MUSCAT, Dec 22 – A bank statement proving salary payment, at least for three months, is mandatory for lodging a ‘missing’ complaint against an expatriate employee. “An employer must attach a bank statement along with the other documents to prove that the salary was paid regularly before the employee went missing,” said a senior official at the Ministry of Manpower. However, this condition is not required for filing a complaint against domestic workers. “Still, the employer has to show written proof about salary payment,” the official told the Observer citing recent regulations introduced by the ministry.
All companies, big or small, are under the scanner of Wage Protection System launched by the ministry. It automatically alerts the ministry when firms do not use the system, he said. According to the official, the number of complaints about absconding workers has decreased after the introduction of strict procedures — both for employer and employees — in August this year. In reply to a question, the official said the number of people arrested by officials from the ministry has seen a significant rise this year. “Most of these arrests, made in association with Royal Oman Police and other departments, are for violation of different sections of labour law,” he said.

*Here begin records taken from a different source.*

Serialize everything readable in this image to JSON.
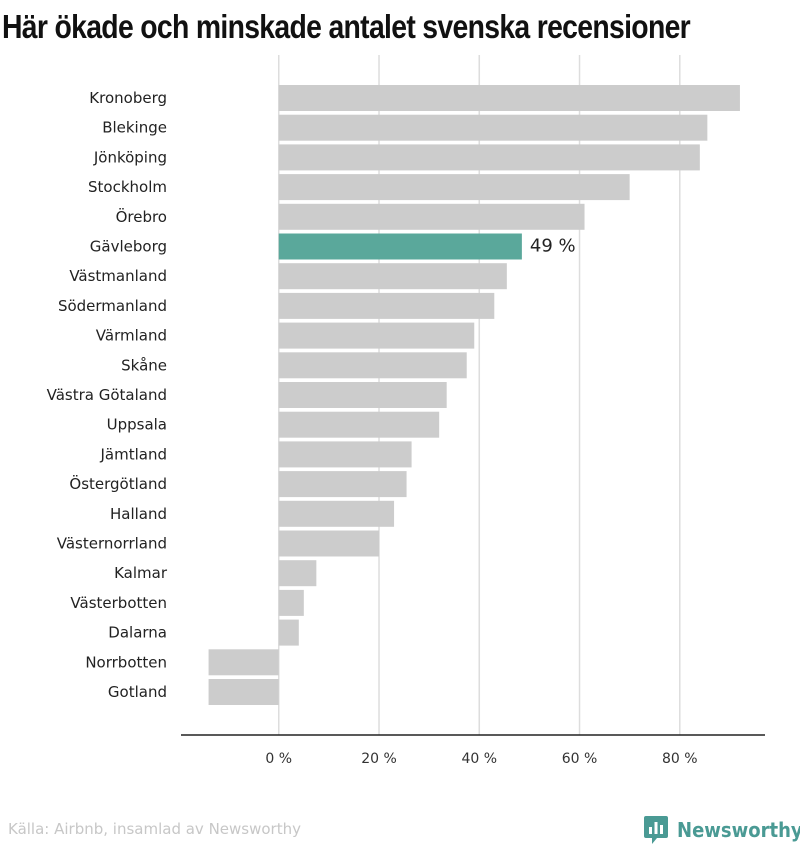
{
  "chart_data": {
    "type": "bar",
    "orientation": "horizontal",
    "title": "Här ökade och minskade antalet svenska recensioner",
    "categories": [
      "Kronoberg",
      "Blekinge",
      "Jönköping",
      "Stockholm",
      "Örebro",
      "Gävleborg",
      "Västmanland",
      "Södermanland",
      "Värmland",
      "Skåne",
      "Västra Götaland",
      "Uppsala",
      "Jämtland",
      "Östergötland",
      "Halland",
      "Västernorrland",
      "Kalmar",
      "Västerbotten",
      "Dalarna",
      "Norrbotten",
      "Gotland"
    ],
    "values": [
      92,
      85.5,
      84,
      70,
      61,
      48.5,
      45.5,
      43,
      39,
      37.5,
      33.5,
      32,
      26.5,
      25.5,
      23,
      20,
      7.5,
      5,
      4,
      -14,
      -14
    ],
    "highlight": {
      "category": "Gävleborg",
      "label": "49 %",
      "color": "#5aa89b"
    },
    "bar_color": "#cccccc",
    "xlim": [
      -19.5,
      97
    ],
    "ticks": [
      0,
      20,
      40,
      60,
      80
    ],
    "tick_labels": [
      "0 %",
      "20 %",
      "40 %",
      "60 %",
      "80 %"
    ],
    "grid": true
  },
  "footer": {
    "source": "Källa: Airbnb, insamlad av Newsworthy",
    "brand": "Newsworthy"
  },
  "colors": {
    "accent": "#5aa89b",
    "bar": "#cccccc",
    "brand": "#4a9a94"
  }
}
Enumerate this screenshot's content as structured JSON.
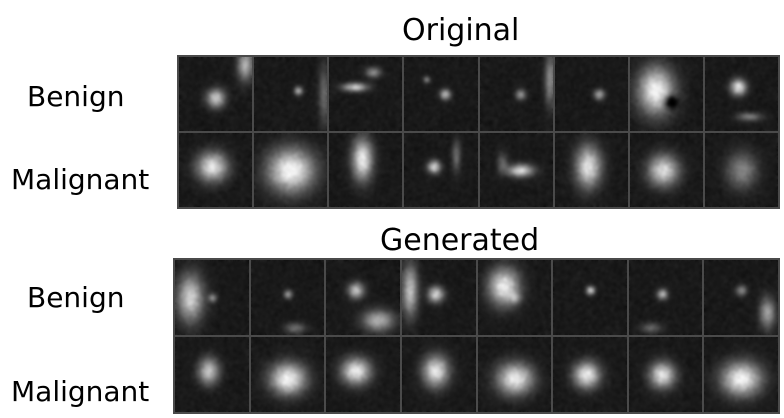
{
  "panels": [
    {
      "title": "Original",
      "rows": [
        {
          "label": "Benign"
        },
        {
          "label": "Malignant"
        }
      ]
    },
    {
      "title": "Generated",
      "rows": [
        {
          "label": "Benign"
        },
        {
          "label": "Malignant"
        }
      ]
    }
  ]
}
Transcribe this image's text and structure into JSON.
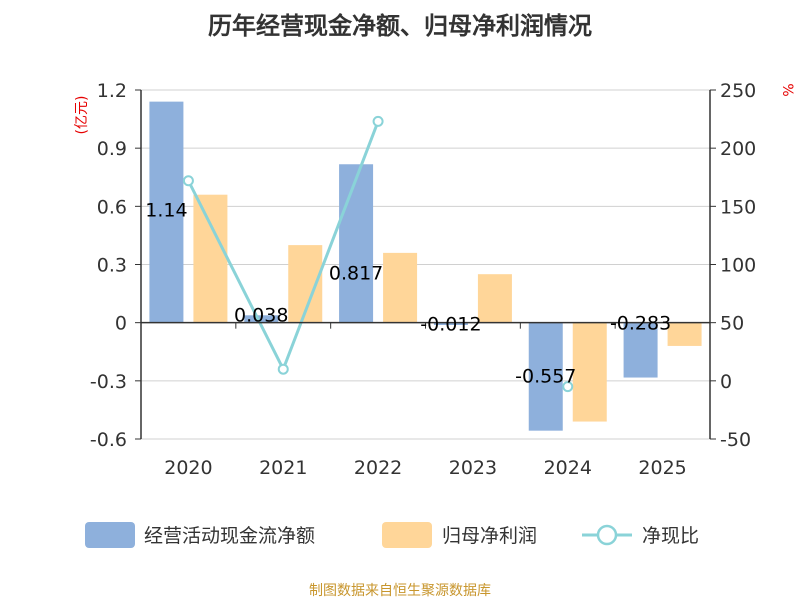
{
  "chart_data": {
    "type": "bar",
    "title": "历年经营现金净额、归母净利润情况",
    "categories": [
      "2020",
      "2021",
      "2022",
      "2023",
      "2024",
      "2025"
    ],
    "series": [
      {
        "name": "经营活动现金流净额",
        "kind": "bar",
        "axis": "left",
        "color": "#8eb0dc",
        "values": [
          1.14,
          0.038,
          0.817,
          -0.012,
          -0.557,
          -0.283
        ],
        "labels": [
          "1.14",
          "0.038",
          "0.817",
          "-0.012",
          "-0.557",
          "-0.283"
        ]
      },
      {
        "name": "归母净利润",
        "kind": "bar",
        "axis": "left",
        "color": "#ffd699",
        "values": [
          0.66,
          0.4,
          0.36,
          0.25,
          -0.51,
          -0.12
        ]
      },
      {
        "name": "净现比",
        "kind": "line",
        "axis": "right",
        "color": "#8ad3d8",
        "values": [
          172,
          10,
          223,
          null,
          -5,
          null
        ]
      }
    ],
    "left_axis": {
      "label": "(亿元)",
      "ylim": [
        -0.6,
        1.2
      ],
      "ticks": [
        1.2,
        0.9,
        0.6,
        0.3,
        0,
        -0.3,
        -0.6
      ],
      "tick_labels": [
        "1.2",
        "0.9",
        "0.6",
        "0.3",
        "0",
        "-0.3",
        "-0.6"
      ]
    },
    "right_axis": {
      "label": "%",
      "ylim": [
        -50,
        250
      ],
      "ticks": [
        250,
        200,
        150,
        100,
        50,
        0,
        -50
      ],
      "tick_labels": [
        "250",
        "200",
        "150",
        "100",
        "50",
        "0",
        "-50"
      ]
    },
    "grid": true,
    "legend_position": "bottom",
    "source": "制图数据来自恒生聚源数据库"
  }
}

Despite repeated warnings, a number of expatriates still arrive in the country on the so-called ‘free visa’ in search of jobs. “There is nothing called a free visa,” he said. “Expat workers should arrive in the country only on an employment visa, that too with a proper contract with the employer.” While lodging the complaint on the ministry’s website, an employer has to pay an amount equivalent to the cost of the return ticket. The new decision bars companies from making more than five complaints a month.

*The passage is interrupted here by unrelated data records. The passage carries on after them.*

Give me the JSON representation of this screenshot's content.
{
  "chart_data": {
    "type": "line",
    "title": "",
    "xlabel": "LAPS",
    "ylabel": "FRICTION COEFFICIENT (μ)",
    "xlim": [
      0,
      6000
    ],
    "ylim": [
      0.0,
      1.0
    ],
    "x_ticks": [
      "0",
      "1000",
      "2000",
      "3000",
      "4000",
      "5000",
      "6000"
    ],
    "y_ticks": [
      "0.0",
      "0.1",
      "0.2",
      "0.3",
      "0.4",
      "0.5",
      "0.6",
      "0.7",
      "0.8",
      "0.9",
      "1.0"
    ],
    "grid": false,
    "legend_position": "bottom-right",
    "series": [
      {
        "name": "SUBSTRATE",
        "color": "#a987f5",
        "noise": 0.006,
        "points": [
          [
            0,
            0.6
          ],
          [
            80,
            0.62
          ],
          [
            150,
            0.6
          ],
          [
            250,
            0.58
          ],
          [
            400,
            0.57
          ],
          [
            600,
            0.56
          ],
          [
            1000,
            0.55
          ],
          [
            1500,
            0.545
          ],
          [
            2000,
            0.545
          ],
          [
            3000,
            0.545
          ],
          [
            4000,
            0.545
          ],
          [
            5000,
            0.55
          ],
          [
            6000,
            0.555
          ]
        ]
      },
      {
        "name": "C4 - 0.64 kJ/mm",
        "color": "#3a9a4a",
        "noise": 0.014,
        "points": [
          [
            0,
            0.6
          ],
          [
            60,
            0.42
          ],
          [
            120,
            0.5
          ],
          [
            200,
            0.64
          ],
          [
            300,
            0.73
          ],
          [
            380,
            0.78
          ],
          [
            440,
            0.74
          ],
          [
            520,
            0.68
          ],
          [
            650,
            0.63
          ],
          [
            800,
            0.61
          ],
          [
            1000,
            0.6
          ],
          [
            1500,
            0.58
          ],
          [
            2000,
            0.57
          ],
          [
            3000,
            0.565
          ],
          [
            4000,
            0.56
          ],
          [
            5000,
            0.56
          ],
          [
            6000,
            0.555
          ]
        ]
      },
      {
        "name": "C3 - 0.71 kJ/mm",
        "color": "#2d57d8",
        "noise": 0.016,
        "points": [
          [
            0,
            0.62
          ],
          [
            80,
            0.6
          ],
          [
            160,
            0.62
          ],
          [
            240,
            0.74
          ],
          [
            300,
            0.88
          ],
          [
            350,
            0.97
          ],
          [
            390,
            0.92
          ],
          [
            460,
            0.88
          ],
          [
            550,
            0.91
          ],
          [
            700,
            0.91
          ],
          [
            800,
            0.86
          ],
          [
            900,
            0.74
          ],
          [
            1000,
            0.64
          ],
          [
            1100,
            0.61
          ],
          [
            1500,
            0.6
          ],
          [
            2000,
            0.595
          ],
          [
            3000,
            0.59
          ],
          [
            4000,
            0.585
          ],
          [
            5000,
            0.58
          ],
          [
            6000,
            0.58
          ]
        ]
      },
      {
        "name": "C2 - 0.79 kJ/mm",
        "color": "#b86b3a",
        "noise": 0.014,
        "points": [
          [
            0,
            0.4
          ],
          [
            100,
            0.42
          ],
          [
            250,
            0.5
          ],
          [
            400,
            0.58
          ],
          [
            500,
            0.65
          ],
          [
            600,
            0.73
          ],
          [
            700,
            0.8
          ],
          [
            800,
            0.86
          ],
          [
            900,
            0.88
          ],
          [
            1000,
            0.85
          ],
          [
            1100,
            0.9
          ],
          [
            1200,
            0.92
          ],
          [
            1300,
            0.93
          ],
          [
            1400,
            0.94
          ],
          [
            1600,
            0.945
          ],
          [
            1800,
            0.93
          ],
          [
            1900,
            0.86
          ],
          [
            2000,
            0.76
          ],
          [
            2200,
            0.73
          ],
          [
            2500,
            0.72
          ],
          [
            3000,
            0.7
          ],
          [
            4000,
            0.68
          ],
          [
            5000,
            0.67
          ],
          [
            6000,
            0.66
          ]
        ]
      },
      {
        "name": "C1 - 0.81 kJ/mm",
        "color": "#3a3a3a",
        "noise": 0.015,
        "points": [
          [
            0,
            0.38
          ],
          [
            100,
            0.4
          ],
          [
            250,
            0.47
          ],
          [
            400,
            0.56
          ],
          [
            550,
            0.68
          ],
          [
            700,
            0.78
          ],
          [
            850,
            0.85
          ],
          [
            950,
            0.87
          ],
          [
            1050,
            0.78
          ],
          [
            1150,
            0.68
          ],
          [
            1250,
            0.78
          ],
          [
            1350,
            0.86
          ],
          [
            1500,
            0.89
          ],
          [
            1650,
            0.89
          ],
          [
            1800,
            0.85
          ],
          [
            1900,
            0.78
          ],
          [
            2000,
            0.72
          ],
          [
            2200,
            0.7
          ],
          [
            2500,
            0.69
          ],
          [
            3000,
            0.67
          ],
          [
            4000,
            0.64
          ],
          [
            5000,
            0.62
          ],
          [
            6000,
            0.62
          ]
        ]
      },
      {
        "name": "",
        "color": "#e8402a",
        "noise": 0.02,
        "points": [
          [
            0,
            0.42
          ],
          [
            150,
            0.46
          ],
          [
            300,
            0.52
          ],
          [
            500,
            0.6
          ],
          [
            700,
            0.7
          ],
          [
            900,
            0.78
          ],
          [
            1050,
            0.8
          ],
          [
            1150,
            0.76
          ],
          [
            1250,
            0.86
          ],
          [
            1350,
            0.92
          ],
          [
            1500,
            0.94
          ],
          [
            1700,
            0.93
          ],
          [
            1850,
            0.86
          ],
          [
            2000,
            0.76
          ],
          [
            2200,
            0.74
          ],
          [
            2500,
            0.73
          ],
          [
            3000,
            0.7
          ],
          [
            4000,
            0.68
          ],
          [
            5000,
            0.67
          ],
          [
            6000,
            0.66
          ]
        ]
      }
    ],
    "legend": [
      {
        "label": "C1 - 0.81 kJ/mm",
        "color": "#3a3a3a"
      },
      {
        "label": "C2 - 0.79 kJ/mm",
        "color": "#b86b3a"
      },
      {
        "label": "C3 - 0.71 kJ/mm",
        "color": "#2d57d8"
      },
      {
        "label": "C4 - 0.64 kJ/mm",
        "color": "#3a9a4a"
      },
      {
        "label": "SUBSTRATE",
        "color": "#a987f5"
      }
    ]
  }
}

“If the complaint is found to be false or inaccurate, the employer can be slapped with a fine not exceeding RO 500,” the official said. Workers can also approach the ministry with a revoke petition in case of a false complaint of absconding is filed against them. Workers can counter within 60 days by presenting themselves and submitting an appeal along with necessary documents to prove the inaccuracies in the complaint. “If the authorities find the complaint to be false, the case will be cancelled and the employer will be fined between RO 400 and RO 800,” said the official. Often, absconding cases are filed when an employee asks for a ‘no objection certificate’ for transfer of workers’ services to another employer or the company wants to get rid of them due to different reasons.